Pentagon cuts $1 billion from funding for Afghanistan’s national security forces

The Defense Department has decided to siphon off $1 billion from Pentagon accounts dedicated to building up Afghanistan’s national security forces and shift those dollars to other military priorities. 

The move was included in a Pentagon request that was sent to Capitol Hill to shift roughly $8 billion across various service and departmental accounts. Congressional lawmakers were sent copies of the so-called reprogramming request on June 30. 

{mosads}Significant changes to the training and equipment needs of Afghan forces over the past few years has allowed DOD number crunchers to free up the $1 billion from those accounts, according to the reprogramming notice. 

Despite the drop, U.S. military leaders assured lawmakers that the $2.3 billion now set aside to support the Afghan National Security Forces (ANSF) “will still leave adequate funding to provide full support” to the country’s military and police forces, DOD officials say. 

A portion of that money taken from ANSF support accounts will be used to outfit the Navy’s fleet of unmanned aerial drones with weapons, according to the reprogramming notice.

The Pentagon will shift an additional $8 million into Navy accounts to weaponize the service’s arsenal of Shadow aerial drones. The armed Shadows will help Marine Corps units on the ground in Afghanistan track and kill “rapidly … fleeting targets,” according to DOD.

Specifically, the armed Navy drones will be used to take out small teams of Afghan insurgents who plant roadside bombs on routes used by American and coalition forces.

The $1 billion reduction comes at a time when American and coalition commanders are beginning to transition the bulk of security operations in Afghanistan to local forces. 

In April, Washington and Kabul finalized a deal to give Afghan President Hamid Karzai’s government full oversight of night raids launched by American and Afghan special forces. 

That same month, American commanders officially transitioned control of all terror detainee operations in the country to the ANSF. The deal, finalized on April 2, included transferring control of the massive Parwan detention facility at Bagram Air Force base to Kabul. 

The deals were a critical step toward the goal of transitioning all military operations under Kabul’s control by 2014, when U.S. troops are scheduled to be out of the country. 

Despite marked progress by the ANSF, American military commanders on the ground are still coping with troop desertions from Afghan units and growing instances of so-called “blue-on-green” violence.

In 2012, there have been 19 attacks where Afghan troops turned their weapons on U.S. and coalition advisers, resulting in the death of 13 American troops, DOD spokesman Capt.
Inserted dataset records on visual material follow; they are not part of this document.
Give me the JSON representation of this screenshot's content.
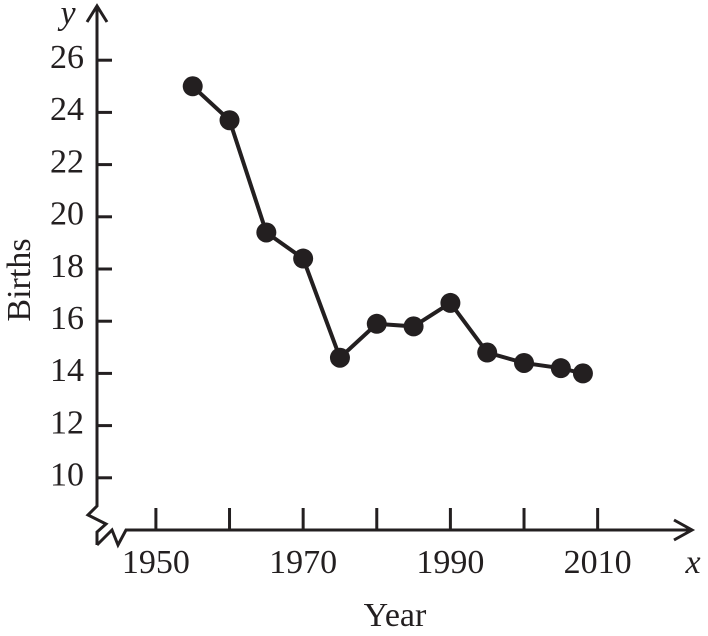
{
  "chart_data": {
    "type": "line",
    "y_letter": "y",
    "x_letter": "x",
    "ylabel": "Births",
    "xlabel": "Year",
    "x": [
      1955,
      1960,
      1965,
      1970,
      1975,
      1980,
      1985,
      1990,
      1995,
      2000,
      2005,
      2008
    ],
    "series": [
      {
        "color": "#231f20",
        "values": [
          25.0,
          23.7,
          19.4,
          18.4,
          14.6,
          15.9,
          15.8,
          16.7,
          14.8,
          14.4,
          14.2,
          14.0
        ]
      }
    ],
    "xlim": [
      1942,
      2022
    ],
    "xticks": [
      1950,
      1970,
      1990,
      2010
    ],
    "xminor_ticks": [
      1960,
      1980,
      2000
    ],
    "ylim": [
      8,
      28
    ],
    "yticks": [
      10,
      12,
      14,
      16,
      18,
      20,
      22,
      24,
      26
    ]
  }
}
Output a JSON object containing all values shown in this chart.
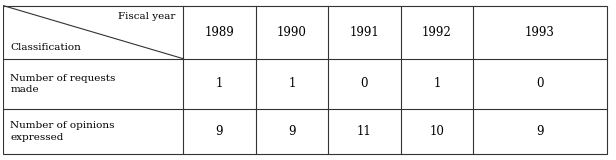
{
  "header_row": [
    "1989",
    "1990",
    "1991",
    "1992",
    "1993"
  ],
  "row1_label": "Number of requests\nmade",
  "row2_label": "Number of opinions\nexpressed",
  "row1_values": [
    "1",
    "1",
    "0",
    "1",
    "0"
  ],
  "row2_values": [
    "9",
    "9",
    "11",
    "10",
    "9"
  ],
  "corner_top": "Fiscal year",
  "corner_bottom": "Classification",
  "bg_color": "#ffffff",
  "border_color": "#333333",
  "font_size": 7.5,
  "value_font_size": 8.5,
  "col_bounds": [
    0.0,
    0.295,
    0.414,
    0.533,
    0.652,
    0.771,
    0.99
  ],
  "row_bounds": [
    0.97,
    0.635,
    0.32,
    0.03
  ]
}
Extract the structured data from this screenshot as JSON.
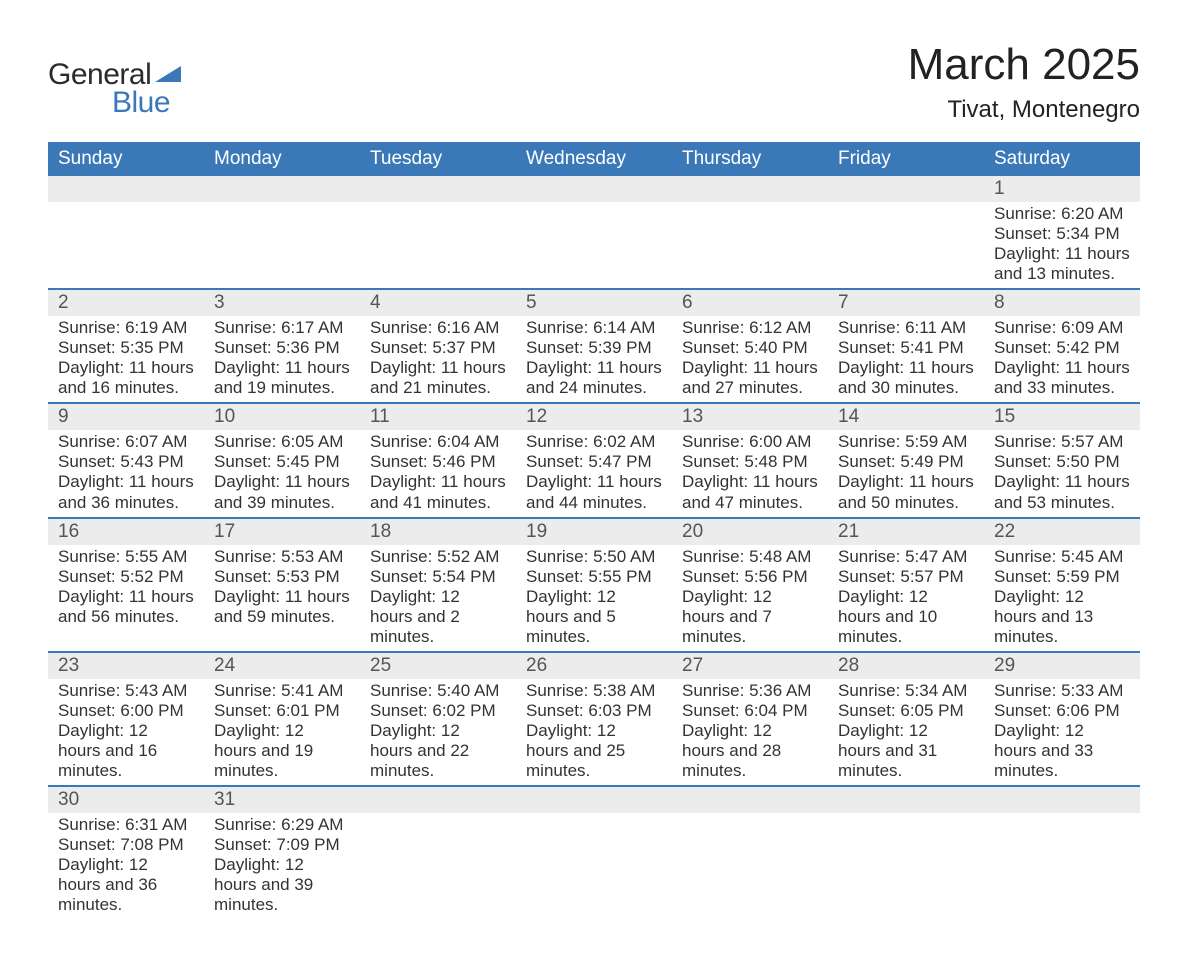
{
  "brand": {
    "word1": "General",
    "word2": "Blue",
    "accent_color": "#3b78b8",
    "text_color": "#2b2b2b"
  },
  "header": {
    "title": "March 2025",
    "location": "Tivat, Montenegro"
  },
  "colors": {
    "header_bg": "#3b78b8",
    "header_text": "#ffffff",
    "stripe_bg": "#ececec",
    "border": "#3b78b8",
    "body_text": "#333333",
    "page_bg": "#ffffff"
  },
  "typography": {
    "title_fontsize": 44,
    "subtitle_fontsize": 24,
    "th_fontsize": 19,
    "daynum_fontsize": 19,
    "data_fontsize": 17
  },
  "weekdays": [
    "Sunday",
    "Monday",
    "Tuesday",
    "Wednesday",
    "Thursday",
    "Friday",
    "Saturday"
  ],
  "weeks": [
    [
      null,
      null,
      null,
      null,
      null,
      null,
      {
        "n": "1",
        "sunrise": "Sunrise: 6:20 AM",
        "sunset": "Sunset: 5:34 PM",
        "daylight": "Daylight: 11 hours and 13 minutes."
      }
    ],
    [
      {
        "n": "2",
        "sunrise": "Sunrise: 6:19 AM",
        "sunset": "Sunset: 5:35 PM",
        "daylight": "Daylight: 11 hours and 16 minutes."
      },
      {
        "n": "3",
        "sunrise": "Sunrise: 6:17 AM",
        "sunset": "Sunset: 5:36 PM",
        "daylight": "Daylight: 11 hours and 19 minutes."
      },
      {
        "n": "4",
        "sunrise": "Sunrise: 6:16 AM",
        "sunset": "Sunset: 5:37 PM",
        "daylight": "Daylight: 11 hours and 21 minutes."
      },
      {
        "n": "5",
        "sunrise": "Sunrise: 6:14 AM",
        "sunset": "Sunset: 5:39 PM",
        "daylight": "Daylight: 11 hours and 24 minutes."
      },
      {
        "n": "6",
        "sunrise": "Sunrise: 6:12 AM",
        "sunset": "Sunset: 5:40 PM",
        "daylight": "Daylight: 11 hours and 27 minutes."
      },
      {
        "n": "7",
        "sunrise": "Sunrise: 6:11 AM",
        "sunset": "Sunset: 5:41 PM",
        "daylight": "Daylight: 11 hours and 30 minutes."
      },
      {
        "n": "8",
        "sunrise": "Sunrise: 6:09 AM",
        "sunset": "Sunset: 5:42 PM",
        "daylight": "Daylight: 11 hours and 33 minutes."
      }
    ],
    [
      {
        "n": "9",
        "sunrise": "Sunrise: 6:07 AM",
        "sunset": "Sunset: 5:43 PM",
        "daylight": "Daylight: 11 hours and 36 minutes."
      },
      {
        "n": "10",
        "sunrise": "Sunrise: 6:05 AM",
        "sunset": "Sunset: 5:45 PM",
        "daylight": "Daylight: 11 hours and 39 minutes."
      },
      {
        "n": "11",
        "sunrise": "Sunrise: 6:04 AM",
        "sunset": "Sunset: 5:46 PM",
        "daylight": "Daylight: 11 hours and 41 minutes."
      },
      {
        "n": "12",
        "sunrise": "Sunrise: 6:02 AM",
        "sunset": "Sunset: 5:47 PM",
        "daylight": "Daylight: 11 hours and 44 minutes."
      },
      {
        "n": "13",
        "sunrise": "Sunrise: 6:00 AM",
        "sunset": "Sunset: 5:48 PM",
        "daylight": "Daylight: 11 hours and 47 minutes."
      },
      {
        "n": "14",
        "sunrise": "Sunrise: 5:59 AM",
        "sunset": "Sunset: 5:49 PM",
        "daylight": "Daylight: 11 hours and 50 minutes."
      },
      {
        "n": "15",
        "sunrise": "Sunrise: 5:57 AM",
        "sunset": "Sunset: 5:50 PM",
        "daylight": "Daylight: 11 hours and 53 minutes."
      }
    ],
    [
      {
        "n": "16",
        "sunrise": "Sunrise: 5:55 AM",
        "sunset": "Sunset: 5:52 PM",
        "daylight": "Daylight: 11 hours and 56 minutes."
      },
      {
        "n": "17",
        "sunrise": "Sunrise: 5:53 AM",
        "sunset": "Sunset: 5:53 PM",
        "daylight": "Daylight: 11 hours and 59 minutes."
      },
      {
        "n": "18",
        "sunrise": "Sunrise: 5:52 AM",
        "sunset": "Sunset: 5:54 PM",
        "daylight": "Daylight: 12 hours and 2 minutes."
      },
      {
        "n": "19",
        "sunrise": "Sunrise: 5:50 AM",
        "sunset": "Sunset: 5:55 PM",
        "daylight": "Daylight: 12 hours and 5 minutes."
      },
      {
        "n": "20",
        "sunrise": "Sunrise: 5:48 AM",
        "sunset": "Sunset: 5:56 PM",
        "daylight": "Daylight: 12 hours and 7 minutes."
      },
      {
        "n": "21",
        "sunrise": "Sunrise: 5:47 AM",
        "sunset": "Sunset: 5:57 PM",
        "daylight": "Daylight: 12 hours and 10 minutes."
      },
      {
        "n": "22",
        "sunrise": "Sunrise: 5:45 AM",
        "sunset": "Sunset: 5:59 PM",
        "daylight": "Daylight: 12 hours and 13 minutes."
      }
    ],
    [
      {
        "n": "23",
        "sunrise": "Sunrise: 5:43 AM",
        "sunset": "Sunset: 6:00 PM",
        "daylight": "Daylight: 12 hours and 16 minutes."
      },
      {
        "n": "24",
        "sunrise": "Sunrise: 5:41 AM",
        "sunset": "Sunset: 6:01 PM",
        "daylight": "Daylight: 12 hours and 19 minutes."
      },
      {
        "n": "25",
        "sunrise": "Sunrise: 5:40 AM",
        "sunset": "Sunset: 6:02 PM",
        "daylight": "Daylight: 12 hours and 22 minutes."
      },
      {
        "n": "26",
        "sunrise": "Sunrise: 5:38 AM",
        "sunset": "Sunset: 6:03 PM",
        "daylight": "Daylight: 12 hours and 25 minutes."
      },
      {
        "n": "27",
        "sunrise": "Sunrise: 5:36 AM",
        "sunset": "Sunset: 6:04 PM",
        "daylight": "Daylight: 12 hours and 28 minutes."
      },
      {
        "n": "28",
        "sunrise": "Sunrise: 5:34 AM",
        "sunset": "Sunset: 6:05 PM",
        "daylight": "Daylight: 12 hours and 31 minutes."
      },
      {
        "n": "29",
        "sunrise": "Sunrise: 5:33 AM",
        "sunset": "Sunset: 6:06 PM",
        "daylight": "Daylight: 12 hours and 33 minutes."
      }
    ],
    [
      {
        "n": "30",
        "sunrise": "Sunrise: 6:31 AM",
        "sunset": "Sunset: 7:08 PM",
        "daylight": "Daylight: 12 hours and 36 minutes."
      },
      {
        "n": "31",
        "sunrise": "Sunrise: 6:29 AM",
        "sunset": "Sunset: 7:09 PM",
        "daylight": "Daylight: 12 hours and 39 minutes."
      },
      null,
      null,
      null,
      null,
      null
    ]
  ]
}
John Kirby said Thursday. 

On Tuesday, an individual dressed in an ANSF uniform opened fire on Afghan troops at a military installation in Wardak province in Eastern Afghanistan. 

“It’s a very difficult problem to get your hands around,” Kirby told reporters at the Pentagon. “You can’t always know, and, in fact, in most cases, you don’t know what motivated it.” 

There have been more than 40 such attacks since 2007, the Pentagon told Congress at a hearing in February, although the department said the majority were the result of “personal” issues, not infiltration by insurgent groups. 

Defense Secretary Leon Panetta said in March that the incidents were “sporadic” and did not represent a pattern of any kind.